Im Augenblick sorgt eine Windows-Sicherheitslücke mit ungewöhnlicher Geschichte für erhebliche Probleme in allen Unternehmen, die für ihre Geschäftsprozesse auf Drucken über das Netzwerk angewiesen sind. Die Schwachstelle wurde daher und wegen der erheblichen Möglichkeiten, die sie Angreifern aus der Ferne eröffnet, zu Recht »PrintNightmare« genannt.

Microsoft hat sie nicht nur bestätigt, sondern empfiehlt bereits auch einen Workaround. Der allerdings verhindert nicht nur den Angriff, sondern auch das Drucken über das Netzwerk. Nun hoffen viele Unternehmen, dass die Lücke mit dem kommenden Patch-Tuesday – dem zweiten Dienstag im Monat, an dem Microsoft traditionell seine Patches ausliefert – geschlossen wird. Ob das Update am 12. Juli kommt und ob damit alle Probleme behoben werden, ist derzeit jedoch noch offen. Hoffnung besteht, denn die Warnung der US-Behörde CISA (vergleichbar mit dem BSI in Deutschland) vor den von der Lücke ausgehenden Gefahren erhöht den Druck auf Microsoft deutlich.

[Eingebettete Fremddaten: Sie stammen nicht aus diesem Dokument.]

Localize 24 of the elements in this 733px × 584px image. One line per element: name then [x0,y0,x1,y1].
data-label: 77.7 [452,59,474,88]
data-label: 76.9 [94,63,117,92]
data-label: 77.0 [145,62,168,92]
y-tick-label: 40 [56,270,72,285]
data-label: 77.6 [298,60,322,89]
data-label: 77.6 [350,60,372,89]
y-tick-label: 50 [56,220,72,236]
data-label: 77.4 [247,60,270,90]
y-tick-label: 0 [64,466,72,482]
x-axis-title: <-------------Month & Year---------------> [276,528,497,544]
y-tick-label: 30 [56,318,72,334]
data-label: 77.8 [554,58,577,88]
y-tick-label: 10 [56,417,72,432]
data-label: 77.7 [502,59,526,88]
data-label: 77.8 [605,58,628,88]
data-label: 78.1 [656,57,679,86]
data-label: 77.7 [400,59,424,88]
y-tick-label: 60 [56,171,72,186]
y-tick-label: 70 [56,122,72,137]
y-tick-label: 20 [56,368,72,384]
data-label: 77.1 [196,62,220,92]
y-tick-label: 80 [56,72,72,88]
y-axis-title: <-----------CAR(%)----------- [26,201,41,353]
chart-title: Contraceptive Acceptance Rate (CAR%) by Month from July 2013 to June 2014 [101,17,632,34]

Kuriose Entdeckungsgeschichte von »PrintNightmare«

Entdeckt wurde die Lücke von Sicherheitsforschern der Firma Sangfor. Sie bereiteten einen Beitrag über Print Spooler Bugs für die Black Hat Conference im August 2021 vor. Als Microsoft mit einem Update im Juni auch den von dem Konzern als Windows Print Spooler Vulnerability bezeichneten Fehler behob, gingen die Sangfor-Experten davon aus, dass es sich um die von ihnen für ihren Vortrag exemplarisch ausgenutzte Lücke handelt. Sie beschlossen daher, die Informationen zu der von Microsoft auch als Print Spooler Bug titulierten Schwachstelle zu veröffentlichen.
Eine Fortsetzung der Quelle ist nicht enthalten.